Speaking at a Water UK parliamentary reception in the House of Commons on Tuesday 10 July 2018, Water UK Chief Executive Michael Roberts said:
“There’s no denying that it has also been a time of intense scrutiny in the industry – ranging from last year’s Labour Party manifesto commitment to take English water companies into state ownership, to the challenges directly posed to companies by the Secretary of State and Ofwat.
“On nationalisation, we would say this raises big questions. The prospect of a state-owned sector struggling, as it did 30 years ago, to be a priority for public spending with potential negative impact on services and the environment, carries risks which need to be considered carefully against the positive work achieved to date by regulated private companies and how they are addressing the challenges which lie ahead.
“Consider, for example, the £150 billion invested by companies in improvements since 1989, and the £8 billion a year which they continue to invest. Then there’s the fact that customers now are 5 times less likely to suffer from supply interruptions and 8 times less likely to suffer from sewer flooding, and rivers that had been biologically dead since the Industrial Revolution have revived, with the return of wildlife. This has been achieved with customer bills averaging about £1 a day – bills which went up immediately following privatisation, reflecting a near doubling of investment compared with pre-privatisation levels, but which now are pretty much the same in real terms as in 1994, and which are due to be 5% lower by the end of the current industry five-year planning period in 2020.

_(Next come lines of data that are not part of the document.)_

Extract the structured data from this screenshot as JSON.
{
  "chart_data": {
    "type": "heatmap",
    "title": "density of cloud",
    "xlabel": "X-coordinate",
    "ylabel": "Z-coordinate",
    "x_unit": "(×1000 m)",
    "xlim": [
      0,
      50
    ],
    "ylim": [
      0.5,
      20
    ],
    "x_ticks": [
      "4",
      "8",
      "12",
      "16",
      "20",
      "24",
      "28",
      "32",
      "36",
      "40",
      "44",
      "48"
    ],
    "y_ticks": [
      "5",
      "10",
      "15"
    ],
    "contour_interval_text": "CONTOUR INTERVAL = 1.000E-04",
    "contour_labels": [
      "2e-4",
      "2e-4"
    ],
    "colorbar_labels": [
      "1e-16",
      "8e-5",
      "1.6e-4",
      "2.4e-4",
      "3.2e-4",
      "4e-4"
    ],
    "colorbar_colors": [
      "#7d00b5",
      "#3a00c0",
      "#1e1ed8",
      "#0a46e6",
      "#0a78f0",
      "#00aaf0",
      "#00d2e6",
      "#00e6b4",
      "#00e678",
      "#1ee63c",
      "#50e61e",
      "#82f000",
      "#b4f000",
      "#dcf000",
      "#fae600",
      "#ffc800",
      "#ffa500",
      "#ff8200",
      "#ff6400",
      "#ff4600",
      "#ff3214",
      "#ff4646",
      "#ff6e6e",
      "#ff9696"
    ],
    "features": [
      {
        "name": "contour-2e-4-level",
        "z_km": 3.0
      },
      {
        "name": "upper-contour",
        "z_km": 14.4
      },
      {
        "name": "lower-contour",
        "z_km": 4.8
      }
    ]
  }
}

“All of this is happening at a time when satisfaction levels achieved by companies are high, and 86% of the public say they trust their water company – which is higher than some other sectors I could mention.
“But despite these and other achievements, there is keen recognition also that there is much more to be done on delivering for customers, environmental improvement and transparency, as highlighted by Michael Gove, among others.
“The sector is diverse and the issues impact companies differently, but all are determined to demonstrate their longstanding commitment to work in the public interest.”